Dicevo anche che i giovani e le ragazze più giovani rischiano d’esserne depredate,e il sud, che sono i veri dimenticati,che la cultura lo è, ma lo dicevo in versi liberi, ed ora qui..non mi vengono più. Il pensiero era questo –
Italiani: bella gente, ancora?!
Maria Pia Q
ps.una bandierina, con mia figlia, appesa tra i fiori, ma Milano è la città di Italia che non ama i fiori alle finestre.. gli altri li fa a misura di se stessi: medicamenta, allora, alla paura?essere più naivi, dicevamo – oggi.
La cultura passa dal vivere coscienti di quanto ci fa più paura.
Bella gente oggi,anche a Milano
Viva l’Italia, ma…
Quando l’essere italiani non esclude il resto dei popoli che hanno caratteristiche diverse dalle nostre.
Quando implica l’amore per il prossimo e questo suo essere prossimo non esclude gli altri prossimi a noi.
Quando si è pronti al sacrificio di sé per princìpi di giustizia e di eguaglianza che sono superiori al singolo individuo, e nello stesso tempo mettano l’individuo al centro dell’interesse della collettività.
Quando essere italiani comporta assunzione di responsabilità per ogni evento che accade davanti alle nostre coscienze, allora io mi sento italiano, ma senza che questo sentirmi parte di un popolo e della sua storia implichi alcuna esclusione di coloro i quali a questa storia non hanno preso parte.

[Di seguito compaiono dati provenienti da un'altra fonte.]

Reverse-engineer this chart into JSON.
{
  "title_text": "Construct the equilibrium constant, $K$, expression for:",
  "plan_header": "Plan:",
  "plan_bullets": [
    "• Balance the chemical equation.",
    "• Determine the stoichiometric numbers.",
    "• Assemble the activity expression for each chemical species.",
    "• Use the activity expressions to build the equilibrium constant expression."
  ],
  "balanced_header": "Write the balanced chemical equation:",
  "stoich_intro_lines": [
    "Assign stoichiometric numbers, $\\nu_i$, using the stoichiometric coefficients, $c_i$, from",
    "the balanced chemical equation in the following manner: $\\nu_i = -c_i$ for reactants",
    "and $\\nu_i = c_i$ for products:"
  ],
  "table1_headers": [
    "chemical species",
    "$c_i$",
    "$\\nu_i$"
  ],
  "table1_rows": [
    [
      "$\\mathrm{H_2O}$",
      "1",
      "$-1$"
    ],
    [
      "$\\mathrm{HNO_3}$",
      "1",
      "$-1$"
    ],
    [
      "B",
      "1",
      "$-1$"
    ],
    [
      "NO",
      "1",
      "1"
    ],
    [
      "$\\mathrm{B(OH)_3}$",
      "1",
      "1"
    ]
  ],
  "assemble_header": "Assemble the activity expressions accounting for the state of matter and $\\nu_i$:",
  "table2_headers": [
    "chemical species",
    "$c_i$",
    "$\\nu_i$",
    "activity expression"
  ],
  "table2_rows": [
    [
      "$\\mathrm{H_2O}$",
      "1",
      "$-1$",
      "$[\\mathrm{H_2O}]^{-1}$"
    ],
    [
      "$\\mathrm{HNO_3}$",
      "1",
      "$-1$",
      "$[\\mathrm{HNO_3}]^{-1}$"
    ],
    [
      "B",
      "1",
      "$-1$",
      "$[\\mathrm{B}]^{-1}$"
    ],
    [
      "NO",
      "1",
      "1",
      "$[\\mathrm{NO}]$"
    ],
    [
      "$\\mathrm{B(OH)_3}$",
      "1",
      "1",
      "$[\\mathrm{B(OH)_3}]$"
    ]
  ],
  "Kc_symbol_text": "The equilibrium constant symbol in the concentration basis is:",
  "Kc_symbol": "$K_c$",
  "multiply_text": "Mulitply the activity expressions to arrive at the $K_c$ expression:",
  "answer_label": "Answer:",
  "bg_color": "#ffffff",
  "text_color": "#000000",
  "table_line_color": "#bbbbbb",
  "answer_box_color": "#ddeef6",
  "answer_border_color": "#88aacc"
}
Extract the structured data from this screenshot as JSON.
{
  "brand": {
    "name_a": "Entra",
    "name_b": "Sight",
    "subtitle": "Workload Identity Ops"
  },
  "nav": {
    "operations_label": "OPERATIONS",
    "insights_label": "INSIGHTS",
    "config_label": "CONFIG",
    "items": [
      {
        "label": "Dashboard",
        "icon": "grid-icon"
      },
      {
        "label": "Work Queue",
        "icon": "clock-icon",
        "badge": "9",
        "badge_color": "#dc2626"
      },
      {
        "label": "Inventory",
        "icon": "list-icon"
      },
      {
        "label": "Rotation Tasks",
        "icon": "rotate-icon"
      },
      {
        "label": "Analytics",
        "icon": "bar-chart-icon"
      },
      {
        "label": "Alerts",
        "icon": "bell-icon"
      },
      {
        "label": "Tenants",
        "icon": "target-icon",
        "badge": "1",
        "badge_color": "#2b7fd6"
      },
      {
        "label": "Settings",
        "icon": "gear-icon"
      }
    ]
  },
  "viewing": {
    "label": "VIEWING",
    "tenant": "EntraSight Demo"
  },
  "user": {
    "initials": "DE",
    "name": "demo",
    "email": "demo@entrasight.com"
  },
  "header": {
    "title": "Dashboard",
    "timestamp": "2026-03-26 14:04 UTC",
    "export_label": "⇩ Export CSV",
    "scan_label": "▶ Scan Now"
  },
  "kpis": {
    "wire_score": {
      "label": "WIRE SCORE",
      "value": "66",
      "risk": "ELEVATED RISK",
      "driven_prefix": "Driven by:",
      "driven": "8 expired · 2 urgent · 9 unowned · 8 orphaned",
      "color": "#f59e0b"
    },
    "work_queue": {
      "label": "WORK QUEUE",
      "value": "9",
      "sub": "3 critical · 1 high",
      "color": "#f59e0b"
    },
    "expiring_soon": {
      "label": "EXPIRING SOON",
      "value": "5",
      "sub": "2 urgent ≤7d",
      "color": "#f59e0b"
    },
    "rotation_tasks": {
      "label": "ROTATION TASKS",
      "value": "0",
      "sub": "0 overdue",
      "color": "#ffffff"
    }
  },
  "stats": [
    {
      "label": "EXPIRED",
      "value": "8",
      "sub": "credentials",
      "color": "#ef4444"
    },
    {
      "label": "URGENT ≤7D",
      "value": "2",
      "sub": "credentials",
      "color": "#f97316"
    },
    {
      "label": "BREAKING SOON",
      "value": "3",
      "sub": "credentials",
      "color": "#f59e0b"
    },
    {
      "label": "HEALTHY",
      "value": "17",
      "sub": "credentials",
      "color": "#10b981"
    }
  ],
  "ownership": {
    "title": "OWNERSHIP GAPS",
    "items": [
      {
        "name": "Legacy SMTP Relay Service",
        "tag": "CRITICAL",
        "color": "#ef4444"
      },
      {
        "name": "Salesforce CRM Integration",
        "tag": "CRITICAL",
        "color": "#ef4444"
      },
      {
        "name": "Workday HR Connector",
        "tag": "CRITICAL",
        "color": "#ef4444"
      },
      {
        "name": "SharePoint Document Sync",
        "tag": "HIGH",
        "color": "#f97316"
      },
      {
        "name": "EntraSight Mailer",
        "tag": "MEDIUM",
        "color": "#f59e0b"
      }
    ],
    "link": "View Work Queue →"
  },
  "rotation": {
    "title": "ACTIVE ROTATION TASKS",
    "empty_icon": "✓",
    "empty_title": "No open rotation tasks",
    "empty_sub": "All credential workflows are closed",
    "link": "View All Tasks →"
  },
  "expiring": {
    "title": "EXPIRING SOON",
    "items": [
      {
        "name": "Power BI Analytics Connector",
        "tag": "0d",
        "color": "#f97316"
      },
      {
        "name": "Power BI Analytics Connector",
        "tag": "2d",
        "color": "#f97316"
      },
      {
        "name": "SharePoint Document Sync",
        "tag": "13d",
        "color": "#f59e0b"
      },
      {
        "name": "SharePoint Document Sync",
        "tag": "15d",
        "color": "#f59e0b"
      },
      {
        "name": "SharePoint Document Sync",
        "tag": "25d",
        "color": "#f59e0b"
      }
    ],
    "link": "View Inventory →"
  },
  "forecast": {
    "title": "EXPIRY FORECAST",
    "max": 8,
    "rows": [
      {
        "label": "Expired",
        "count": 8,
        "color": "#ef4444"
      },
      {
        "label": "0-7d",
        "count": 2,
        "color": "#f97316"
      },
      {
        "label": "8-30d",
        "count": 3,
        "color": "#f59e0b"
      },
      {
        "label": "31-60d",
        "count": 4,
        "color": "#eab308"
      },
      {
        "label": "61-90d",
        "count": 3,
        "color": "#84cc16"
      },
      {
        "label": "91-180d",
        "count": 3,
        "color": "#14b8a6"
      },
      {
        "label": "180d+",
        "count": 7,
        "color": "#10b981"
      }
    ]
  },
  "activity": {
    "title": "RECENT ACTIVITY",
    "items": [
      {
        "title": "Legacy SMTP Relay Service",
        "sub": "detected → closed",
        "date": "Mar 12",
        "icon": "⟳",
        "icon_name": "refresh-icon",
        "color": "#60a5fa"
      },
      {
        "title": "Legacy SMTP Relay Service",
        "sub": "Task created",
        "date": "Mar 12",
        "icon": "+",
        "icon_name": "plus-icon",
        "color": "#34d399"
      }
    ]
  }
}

Io sono un italiano che si sente cittadino di un mondo che deve sentirsi cittadino dell’universo senza che questo includa alcun senso di proprietà.
W l’Italia, sempre!
Un piccolo “Inno l’ho scritto anch’io:
Son centocinquanta i tuoi anni, Italietta
ma non li dimostri, sei ancora bambina.
Sei bella, ma cresci seppur senza fretta,
così che potremo chiamar “signorina”
la bella fanciulla che tu diverrai
appena nei polsi la forza tu avrai
per dar un bel colpo e scrollarti di dosso
le zecche e le pulci che gravan sul cuore.
Affronta ‘sti vermi , ‘sti nani senz’osso!
Disperdili al vento edd attenua il dolore.
Son polvere neutra son solo arroganti
cresciuti nell’odio, non sono dei santi:
perciò tu, per crescere in modo normale,
scatenati e picchia, farai poco male!
Auguri di cuore mia Italia perfetta
ti voglio un gran bene, lo sai, t’amo tanto:
perciò per uscire da questa disdetta
anch’io lotterò rimanendoti accanto.